Geboren wird der spielende Fan am 19. Juli 1988 im Dortmunder Stadtteil Eving, in einem Viertel mit überdurchschnittlich hoher Arbeitslosenquote und erheblichem Migrationsanteil. Das Ruhrgebiet ist bekannt für seine Kohle- und Stahlindustrie, es ist das Bundesland der „Malocher“. Auch Großkreutz kommt aus der Arbeiterschicht: Sein Vater ist Schlosser, die Mutter Hausfrau.
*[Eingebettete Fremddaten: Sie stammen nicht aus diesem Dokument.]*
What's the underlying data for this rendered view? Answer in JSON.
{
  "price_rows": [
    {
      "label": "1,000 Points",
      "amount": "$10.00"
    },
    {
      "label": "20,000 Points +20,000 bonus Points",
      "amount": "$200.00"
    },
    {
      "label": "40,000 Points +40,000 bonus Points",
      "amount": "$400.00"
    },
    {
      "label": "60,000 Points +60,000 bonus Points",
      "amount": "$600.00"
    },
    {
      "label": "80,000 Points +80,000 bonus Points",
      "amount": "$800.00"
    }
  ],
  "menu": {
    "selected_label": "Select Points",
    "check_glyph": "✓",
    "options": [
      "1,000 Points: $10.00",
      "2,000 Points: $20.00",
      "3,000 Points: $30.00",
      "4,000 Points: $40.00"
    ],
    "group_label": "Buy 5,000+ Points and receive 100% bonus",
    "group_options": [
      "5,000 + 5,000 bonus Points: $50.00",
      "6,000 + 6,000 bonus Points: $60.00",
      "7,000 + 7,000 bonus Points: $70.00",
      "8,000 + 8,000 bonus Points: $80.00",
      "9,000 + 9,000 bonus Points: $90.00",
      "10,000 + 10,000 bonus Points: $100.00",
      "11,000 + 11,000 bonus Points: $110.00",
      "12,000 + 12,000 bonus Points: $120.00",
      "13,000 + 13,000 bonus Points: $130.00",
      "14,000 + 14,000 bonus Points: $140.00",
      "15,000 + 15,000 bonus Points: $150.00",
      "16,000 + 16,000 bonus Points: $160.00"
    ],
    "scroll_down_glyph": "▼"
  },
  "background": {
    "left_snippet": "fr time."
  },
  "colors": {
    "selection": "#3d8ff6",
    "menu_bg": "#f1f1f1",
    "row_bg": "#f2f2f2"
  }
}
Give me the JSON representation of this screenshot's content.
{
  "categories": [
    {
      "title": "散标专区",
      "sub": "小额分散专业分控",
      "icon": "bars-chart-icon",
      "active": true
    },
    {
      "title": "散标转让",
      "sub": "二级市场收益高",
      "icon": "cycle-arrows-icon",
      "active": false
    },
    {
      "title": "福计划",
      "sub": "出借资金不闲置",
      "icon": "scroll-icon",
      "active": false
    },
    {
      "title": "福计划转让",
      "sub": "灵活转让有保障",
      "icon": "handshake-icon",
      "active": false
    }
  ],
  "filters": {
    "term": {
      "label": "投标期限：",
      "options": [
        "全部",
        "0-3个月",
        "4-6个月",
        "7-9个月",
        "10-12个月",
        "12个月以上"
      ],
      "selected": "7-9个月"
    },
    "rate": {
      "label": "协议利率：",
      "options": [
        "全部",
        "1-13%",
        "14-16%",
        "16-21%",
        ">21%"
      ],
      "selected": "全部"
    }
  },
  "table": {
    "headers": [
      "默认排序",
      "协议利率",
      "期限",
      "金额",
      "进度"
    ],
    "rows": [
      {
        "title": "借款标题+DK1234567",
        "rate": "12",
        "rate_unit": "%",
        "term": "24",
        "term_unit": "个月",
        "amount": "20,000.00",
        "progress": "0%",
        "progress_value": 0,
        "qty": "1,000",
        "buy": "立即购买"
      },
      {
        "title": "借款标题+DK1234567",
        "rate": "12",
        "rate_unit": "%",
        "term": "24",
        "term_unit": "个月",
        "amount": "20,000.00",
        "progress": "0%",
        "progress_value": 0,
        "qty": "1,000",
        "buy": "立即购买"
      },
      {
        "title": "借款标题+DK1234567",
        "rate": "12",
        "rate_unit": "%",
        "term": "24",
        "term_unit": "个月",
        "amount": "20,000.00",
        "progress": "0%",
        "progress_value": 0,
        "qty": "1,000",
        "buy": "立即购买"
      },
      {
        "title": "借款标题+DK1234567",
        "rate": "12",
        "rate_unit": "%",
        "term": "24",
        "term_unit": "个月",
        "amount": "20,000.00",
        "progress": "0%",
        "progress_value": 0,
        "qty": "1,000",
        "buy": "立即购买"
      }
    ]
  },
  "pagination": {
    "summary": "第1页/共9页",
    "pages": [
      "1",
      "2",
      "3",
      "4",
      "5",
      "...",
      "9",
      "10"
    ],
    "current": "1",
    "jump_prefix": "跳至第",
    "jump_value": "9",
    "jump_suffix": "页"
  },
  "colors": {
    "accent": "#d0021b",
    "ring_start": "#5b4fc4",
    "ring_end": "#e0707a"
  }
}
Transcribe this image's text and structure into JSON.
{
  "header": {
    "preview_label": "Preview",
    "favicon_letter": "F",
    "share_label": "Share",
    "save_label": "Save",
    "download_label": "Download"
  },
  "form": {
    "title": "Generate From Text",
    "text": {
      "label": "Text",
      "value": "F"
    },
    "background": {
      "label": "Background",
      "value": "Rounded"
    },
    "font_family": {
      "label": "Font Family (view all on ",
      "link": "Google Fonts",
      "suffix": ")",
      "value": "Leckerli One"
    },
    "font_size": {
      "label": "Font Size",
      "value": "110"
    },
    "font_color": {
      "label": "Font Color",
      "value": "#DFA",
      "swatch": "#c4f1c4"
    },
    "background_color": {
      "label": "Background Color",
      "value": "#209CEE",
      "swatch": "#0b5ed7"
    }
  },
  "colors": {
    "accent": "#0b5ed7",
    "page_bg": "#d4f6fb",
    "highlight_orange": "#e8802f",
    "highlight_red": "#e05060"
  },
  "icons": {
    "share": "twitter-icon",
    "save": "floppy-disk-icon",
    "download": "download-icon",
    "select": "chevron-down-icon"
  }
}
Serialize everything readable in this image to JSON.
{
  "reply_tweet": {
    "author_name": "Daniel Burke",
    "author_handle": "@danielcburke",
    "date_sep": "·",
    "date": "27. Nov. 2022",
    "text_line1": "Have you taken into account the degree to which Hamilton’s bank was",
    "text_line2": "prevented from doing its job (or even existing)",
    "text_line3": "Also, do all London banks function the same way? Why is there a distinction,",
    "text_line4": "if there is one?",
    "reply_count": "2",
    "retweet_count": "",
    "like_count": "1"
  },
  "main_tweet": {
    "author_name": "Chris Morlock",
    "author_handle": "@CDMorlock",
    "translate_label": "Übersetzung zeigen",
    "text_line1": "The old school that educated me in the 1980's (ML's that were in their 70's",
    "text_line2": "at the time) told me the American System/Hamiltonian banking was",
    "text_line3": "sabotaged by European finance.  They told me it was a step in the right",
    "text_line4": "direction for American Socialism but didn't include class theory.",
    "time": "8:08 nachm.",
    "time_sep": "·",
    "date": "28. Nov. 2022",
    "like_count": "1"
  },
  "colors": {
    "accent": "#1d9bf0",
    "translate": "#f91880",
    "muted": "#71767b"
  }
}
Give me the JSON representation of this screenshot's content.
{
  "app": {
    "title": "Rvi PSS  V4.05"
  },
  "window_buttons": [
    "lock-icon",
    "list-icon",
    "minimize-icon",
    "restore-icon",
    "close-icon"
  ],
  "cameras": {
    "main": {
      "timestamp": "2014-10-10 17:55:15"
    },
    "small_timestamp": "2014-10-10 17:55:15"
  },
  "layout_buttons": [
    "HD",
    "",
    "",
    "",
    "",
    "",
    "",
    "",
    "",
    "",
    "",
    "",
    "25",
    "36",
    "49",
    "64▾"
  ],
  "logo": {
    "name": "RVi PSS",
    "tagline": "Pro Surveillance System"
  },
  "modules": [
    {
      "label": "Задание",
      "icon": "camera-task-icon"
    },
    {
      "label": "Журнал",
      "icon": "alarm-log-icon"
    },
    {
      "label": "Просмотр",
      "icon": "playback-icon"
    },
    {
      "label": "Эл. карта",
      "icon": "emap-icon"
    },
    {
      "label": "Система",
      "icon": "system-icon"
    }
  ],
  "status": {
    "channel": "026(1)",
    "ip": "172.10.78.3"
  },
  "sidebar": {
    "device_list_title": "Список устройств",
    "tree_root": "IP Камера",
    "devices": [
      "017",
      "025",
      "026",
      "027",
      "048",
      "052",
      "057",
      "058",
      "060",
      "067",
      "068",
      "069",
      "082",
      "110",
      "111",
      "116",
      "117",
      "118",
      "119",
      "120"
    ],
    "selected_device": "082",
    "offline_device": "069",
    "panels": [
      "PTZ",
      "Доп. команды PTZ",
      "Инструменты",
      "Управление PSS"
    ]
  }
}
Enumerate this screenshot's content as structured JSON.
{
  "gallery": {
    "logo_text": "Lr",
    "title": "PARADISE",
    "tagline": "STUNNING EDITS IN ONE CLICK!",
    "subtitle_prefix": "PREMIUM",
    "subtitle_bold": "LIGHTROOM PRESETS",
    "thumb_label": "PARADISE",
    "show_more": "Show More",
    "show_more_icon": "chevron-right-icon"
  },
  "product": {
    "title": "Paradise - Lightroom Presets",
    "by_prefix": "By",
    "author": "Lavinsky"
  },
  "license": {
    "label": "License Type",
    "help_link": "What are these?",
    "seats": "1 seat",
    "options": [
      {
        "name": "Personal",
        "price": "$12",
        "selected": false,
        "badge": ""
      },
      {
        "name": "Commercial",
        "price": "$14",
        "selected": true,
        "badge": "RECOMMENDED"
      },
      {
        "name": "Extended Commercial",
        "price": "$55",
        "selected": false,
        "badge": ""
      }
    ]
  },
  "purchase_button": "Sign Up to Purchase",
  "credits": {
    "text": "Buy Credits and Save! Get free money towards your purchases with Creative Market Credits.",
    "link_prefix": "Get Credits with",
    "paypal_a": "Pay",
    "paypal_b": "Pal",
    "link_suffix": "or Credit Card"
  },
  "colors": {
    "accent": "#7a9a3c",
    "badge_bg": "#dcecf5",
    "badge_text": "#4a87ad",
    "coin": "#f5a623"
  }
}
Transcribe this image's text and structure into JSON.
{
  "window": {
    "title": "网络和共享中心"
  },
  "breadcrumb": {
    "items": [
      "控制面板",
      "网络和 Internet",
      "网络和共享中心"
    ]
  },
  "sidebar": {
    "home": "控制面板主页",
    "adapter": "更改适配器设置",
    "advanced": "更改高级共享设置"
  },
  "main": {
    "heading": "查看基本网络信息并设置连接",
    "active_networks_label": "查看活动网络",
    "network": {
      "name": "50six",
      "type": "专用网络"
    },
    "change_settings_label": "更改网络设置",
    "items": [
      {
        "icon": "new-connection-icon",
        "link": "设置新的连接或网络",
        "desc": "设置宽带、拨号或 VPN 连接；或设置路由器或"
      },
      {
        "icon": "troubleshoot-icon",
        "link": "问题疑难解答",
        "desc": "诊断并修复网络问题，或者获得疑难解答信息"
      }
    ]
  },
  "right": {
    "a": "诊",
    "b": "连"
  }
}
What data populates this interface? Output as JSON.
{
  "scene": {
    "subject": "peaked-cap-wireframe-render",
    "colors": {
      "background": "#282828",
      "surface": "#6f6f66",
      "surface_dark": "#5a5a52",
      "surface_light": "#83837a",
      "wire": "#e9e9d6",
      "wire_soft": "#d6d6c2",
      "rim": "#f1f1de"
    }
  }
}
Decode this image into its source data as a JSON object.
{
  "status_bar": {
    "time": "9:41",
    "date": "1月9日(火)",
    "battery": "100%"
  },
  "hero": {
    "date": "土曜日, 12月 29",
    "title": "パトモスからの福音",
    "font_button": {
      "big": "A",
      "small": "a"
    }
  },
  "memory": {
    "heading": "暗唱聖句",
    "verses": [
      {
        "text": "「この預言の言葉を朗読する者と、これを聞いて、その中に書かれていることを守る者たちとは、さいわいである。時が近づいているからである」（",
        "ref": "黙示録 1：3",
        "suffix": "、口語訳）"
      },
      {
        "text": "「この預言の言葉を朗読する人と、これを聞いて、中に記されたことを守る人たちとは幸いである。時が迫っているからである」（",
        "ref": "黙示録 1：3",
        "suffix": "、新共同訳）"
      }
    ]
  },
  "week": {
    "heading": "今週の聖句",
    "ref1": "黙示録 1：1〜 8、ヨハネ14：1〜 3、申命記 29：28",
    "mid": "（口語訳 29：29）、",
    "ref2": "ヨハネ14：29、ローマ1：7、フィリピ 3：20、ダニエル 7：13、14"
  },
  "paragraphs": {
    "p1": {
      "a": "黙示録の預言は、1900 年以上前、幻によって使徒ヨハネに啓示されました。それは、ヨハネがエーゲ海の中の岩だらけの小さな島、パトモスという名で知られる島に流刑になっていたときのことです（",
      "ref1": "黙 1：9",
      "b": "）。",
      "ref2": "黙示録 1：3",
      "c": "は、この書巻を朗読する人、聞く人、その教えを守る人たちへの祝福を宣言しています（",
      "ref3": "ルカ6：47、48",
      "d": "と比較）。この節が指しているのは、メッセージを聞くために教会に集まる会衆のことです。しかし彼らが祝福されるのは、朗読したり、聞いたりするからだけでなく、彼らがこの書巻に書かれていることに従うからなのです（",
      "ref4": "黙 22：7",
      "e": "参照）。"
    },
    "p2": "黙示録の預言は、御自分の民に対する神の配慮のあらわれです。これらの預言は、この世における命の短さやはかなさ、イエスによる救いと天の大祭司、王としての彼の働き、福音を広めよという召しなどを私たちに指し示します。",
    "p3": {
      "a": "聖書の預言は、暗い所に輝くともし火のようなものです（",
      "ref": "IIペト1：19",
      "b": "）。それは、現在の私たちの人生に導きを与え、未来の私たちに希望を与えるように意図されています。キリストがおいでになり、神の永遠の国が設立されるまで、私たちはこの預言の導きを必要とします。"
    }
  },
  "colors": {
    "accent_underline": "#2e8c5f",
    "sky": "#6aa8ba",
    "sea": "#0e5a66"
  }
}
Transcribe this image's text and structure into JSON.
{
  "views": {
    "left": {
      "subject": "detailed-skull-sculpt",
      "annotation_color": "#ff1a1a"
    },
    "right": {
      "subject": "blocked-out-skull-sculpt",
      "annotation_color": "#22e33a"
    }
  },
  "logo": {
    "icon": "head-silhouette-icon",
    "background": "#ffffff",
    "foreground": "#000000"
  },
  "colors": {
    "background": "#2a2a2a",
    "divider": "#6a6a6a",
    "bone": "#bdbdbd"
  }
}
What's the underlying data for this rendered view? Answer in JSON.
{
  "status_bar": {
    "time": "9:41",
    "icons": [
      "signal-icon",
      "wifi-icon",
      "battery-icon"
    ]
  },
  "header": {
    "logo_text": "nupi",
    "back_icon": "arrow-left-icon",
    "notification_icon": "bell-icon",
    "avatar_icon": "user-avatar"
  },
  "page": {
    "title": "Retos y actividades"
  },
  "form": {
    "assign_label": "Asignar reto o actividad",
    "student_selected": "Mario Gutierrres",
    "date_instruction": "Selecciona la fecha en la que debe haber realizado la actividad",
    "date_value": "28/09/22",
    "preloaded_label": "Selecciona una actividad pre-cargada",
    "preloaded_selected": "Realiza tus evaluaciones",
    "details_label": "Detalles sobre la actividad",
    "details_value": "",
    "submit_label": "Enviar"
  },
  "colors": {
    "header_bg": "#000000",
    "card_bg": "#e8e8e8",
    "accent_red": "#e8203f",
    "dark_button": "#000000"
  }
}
Mit vier Jahren kickt Klein-Kevin erstmals im Verein, nämlich beim VfL Kemminghausen in seinem Heimatbezirk. Heute wohnt der Mittelfeldspieler nur einen Steinwurf weit davon entfernt: Eine Doppelhaushälfte darf er sein Eigen nennen. Gleich nebenan wohnen die Eltern mit Bruder Lenny. Trotz seines Erfolges ist Kevin also doch bescheiden geblieben. Das passt zu ihm, schließlich repräsentiert er den Ruhrpottkicker, der sich mit viel Herzblut in jede Partie „hineinhaut“ als wäre es seine letzte. Darüber hinaus ist Großkreutz ein „Typ“, ein Charakter, den die BVB-Fans lieben, weil sie spüren, dass er einer von ihnen ist.
Der Tausendsassa
Schon als Jugendlicher wurde Großkreutz‘ Traum eine Zeit lang war, er spielte bis 2002 in der Nachwuchsabteilung seines Herzensvereines. Danach war Rot-Weiß Ahlen jahrelang sein Arbeitgeber, in seiner Freizeit traf man den Dortmunder aber nach wie vor auf der Südtribüne des BVB an. Sein Ahlener Trainer untersagte Kevin die lange Steherei sonntags aber irgendwann.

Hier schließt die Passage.